The fact that people like him get this far, instead of being run out of town on a rail, tells you how desperately retrograde American society has become.  He won the Republican primary by a comfortable margin.  He’s also clearly the evangelicals' great hope.  At least 100 pastors endorsed him in that primary.  When you say “Christian” in the American context, this is what you mean now.   Akin’s their man

Akin has taken note of the uproar his statement made, and has made the usual politician’s bullshit substitute for an apology:  “I misspoke.” 

Really, Congressman?  You misspoke?   If that’s the case, how come you don’t specify what part of what you said fits the notion of “mis-speaking?”  The part where you suggested women shut down and don’t get pregnant when they are raped?  Did you mean to say the opposite?  I don’t think so, somehow.  I don’t think you misspoke at all.  It sure looks for all the world like what’s really going on it is that you just wish you hadn’t said what you really think.

Rape, Congressman Akin, in case you hadn’t thought about it before, often involves something other than vaginal penetration.  It involves anal penetration.  Penetration by a foreign object.  Some rapists wear condoms to avoid DNA detection in case the victim has the savvy to get a rape kit immediately after being attacked.  Some victims are too old to get pregnant.  Often rape victims are on the pill, or are not fertile, so the fact they do not get pregnant can often be due not to “the body shutting down” but to other things going on.  Their trauma, in any case, can be just as real. 

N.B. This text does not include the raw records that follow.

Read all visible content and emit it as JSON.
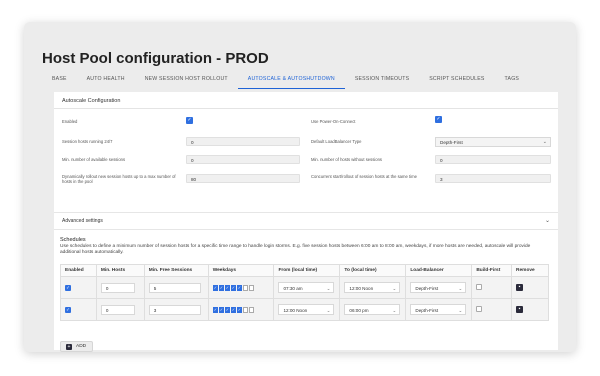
{
  "page": {
    "title": "Host Pool configuration - PROD"
  },
  "tabs": [
    {
      "label": "BASE"
    },
    {
      "label": "AUTO HEALTH"
    },
    {
      "label": "NEW SESSION HOST ROLLOUT"
    },
    {
      "label": "AUTOSCALE & AUTOSHUTDOWN",
      "active": true
    },
    {
      "label": "SESSION TIMEOUTS"
    },
    {
      "label": "SCRIPT SCHEDULES"
    },
    {
      "label": "TAGS"
    }
  ],
  "autoscale": {
    "section_title": "Autoscale Configuration",
    "enabled_label": "Enabled",
    "enabled": true,
    "use_power_on_label": "Use Power-On-Connect",
    "use_power_on": true,
    "running_24_7_label": "Session hosts running 24/7",
    "running_24_7_value": "0",
    "default_lb_label": "Default LoadBalancer Type",
    "default_lb_value": "Depth-First",
    "min_available_label": "Min. number of available sessions",
    "min_available_value": "0",
    "min_without_sessions_label": "Min. number of hosts without sessions",
    "min_without_sessions_value": "0",
    "dynamic_rollout_label": "Dynamically rollout new session hosts up to a max number of hosts in the pool",
    "dynamic_rollout_value": "80",
    "concurrent_label": "Concurrent start/rollout of session hosts at the same time",
    "concurrent_value": "3"
  },
  "advanced": {
    "label": "Advanced settings"
  },
  "schedules": {
    "title": "Schedules",
    "description": "Use schedules to define a minimum number of session hosts for a specific time range to handle login storms. E.g. five session hosts between 6:00 am to 8:00 am, weekdays, if more hosts are needed, autoscale will provide additional hosts automatically.",
    "columns": [
      "Enabled",
      "Min. Hosts",
      "Min. Free Sessions",
      "Weekdays",
      "From (local time)",
      "To (local time)",
      "Load-Balancer",
      "Build-First",
      "Remove"
    ],
    "rows": [
      {
        "enabled": true,
        "min_hosts": "0",
        "min_free": "5",
        "weekdays": [
          true,
          true,
          true,
          true,
          true,
          false,
          false
        ],
        "from": "07:30 am",
        "to": "12:00 Noon",
        "lb": "Depth-First",
        "build_first": false
      },
      {
        "enabled": true,
        "min_hosts": "0",
        "min_free": "3",
        "weekdays": [
          true,
          true,
          true,
          true,
          true,
          false,
          false
        ],
        "from": "12:00 Noon",
        "to": "06:00 pm",
        "lb": "Depth-First",
        "build_first": false
      }
    ],
    "add_label": "ADD"
  },
  "icons": {
    "check": "check-icon",
    "chevron": "chevron-down-icon",
    "plus": "plus-icon",
    "remove": "remove-icon"
  },
  "colors": {
    "accent": "#2f6fe0"
  }
}
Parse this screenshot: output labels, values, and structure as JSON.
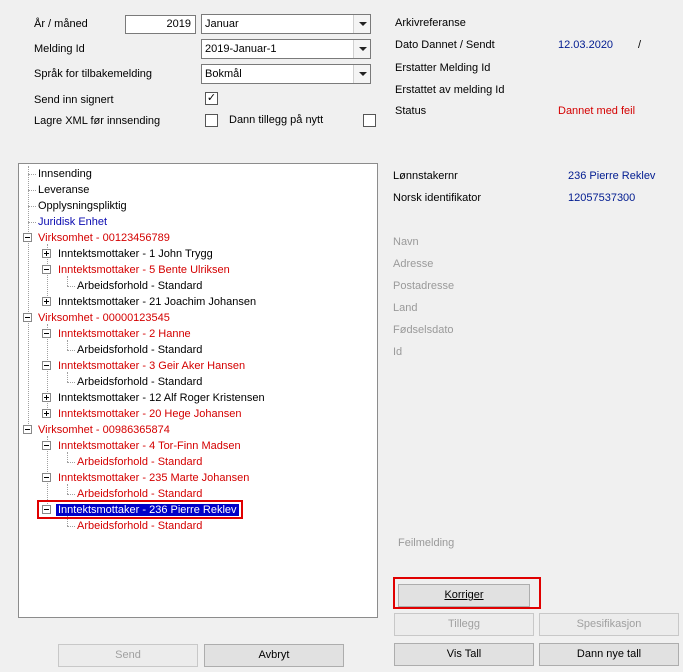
{
  "form": {
    "year_month_label": "År / måned",
    "year_value": "2019",
    "month_value": "Januar",
    "melding_id_label": "Melding Id",
    "melding_id_value": "2019-Januar-1",
    "language_label": "Språk for tilbakemelding",
    "language_value": "Bokmål",
    "send_signed_label": "Send inn signert",
    "send_signed_checked": "✓",
    "save_xml_label": "Lagre XML før innsending",
    "create_attachment_label": "Dann tillegg på nytt"
  },
  "info": {
    "arkivreferanse_label": "Arkivreferanse",
    "dato_label": "Dato  Dannet / Sendt",
    "dato_value": "12.03.2020",
    "dato_sep": "/",
    "erstatter_label": "Erstatter Melding Id",
    "erstattet_av_label": "Erstattet av melding Id",
    "status_label": "Status",
    "status_value": "Dannet med feil",
    "status_color": "#d40000"
  },
  "tree": {
    "items": [
      "Innsending",
      "Leveranse",
      "Opplysningspliktig",
      "Juridisk Enhet",
      "Virksomhet - 00123456789",
      "Inntektsmottaker - 1 John Trygg",
      "Inntektsmottaker - 5 Bente Ulriksen",
      "Arbeidsforhold - Standard",
      "Inntektsmottaker - 21 Joachim Johansen",
      "Virksomhet - 00000123545",
      "Inntektsmottaker - 2 Hanne",
      "Arbeidsforhold - Standard",
      "Inntektsmottaker - 3 Geir Aker Hansen",
      "Arbeidsforhold - Standard",
      "Inntektsmottaker - 12 Alf Roger Kristensen",
      "Inntektsmottaker - 20 Hege Johansen",
      "Virksomhet - 00986365874",
      "Inntektsmottaker - 4 Tor-Finn Madsen",
      "Arbeidsforhold - Standard",
      "Inntektsmottaker - 235 Marte Johansen",
      "Arbeidsforhold - Standard",
      "Inntektsmottaker - 236 Pierre Reklev",
      "Arbeidsforhold - Standard"
    ],
    "selected_item": "Inntektsmottaker - 236 Pierre Reklev"
  },
  "details": {
    "lonnstakernr_label": "Lønnstakernr",
    "lonnstakernr_value": "236  Pierre Reklev",
    "norsk_id_label": "Norsk identifikator",
    "norsk_id_value": "12057537300",
    "navn_label": "Navn",
    "adresse_label": "Adresse",
    "postadresse_label": "Postadresse",
    "land_label": "Land",
    "fodselsdato_label": "Fødselsdato",
    "id_label": "Id",
    "feilmelding_label": "Feilmelding"
  },
  "buttons": {
    "korriger": "Korriger",
    "tillegg": "Tillegg",
    "spesifikasjon": "Spesifikasjon",
    "send": "Send",
    "avbryt": "Avbryt",
    "vis_tall": "Vis Tall",
    "dann_nye_tall": "Dann nye tall"
  },
  "colors": {
    "highlight_box": "#e00000",
    "selection": "#0000c8"
  }
}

How come you don’t know that?  How come you don’t think of these things before you speak, instead of preaching the word of your toxic religion first and taking the coward’s line – you “misspoke” ­– when all other options close down?  (And if you don’t think he’s a coward, consider his dismissal of those remarks as “off the cuff” – even though he was on television, speaking on a topic he has addressed countless times before.)

Todd Akin, according to Nate Silver in this morning’s New York Times, has had the edge until now against Claire McCaskill to win the senate race in Missouri.

Let us hope Silver is right in suggesting this foot-in-mouth event showing Akin’s true colors gets Missouri voters off their butts to throw this bum out.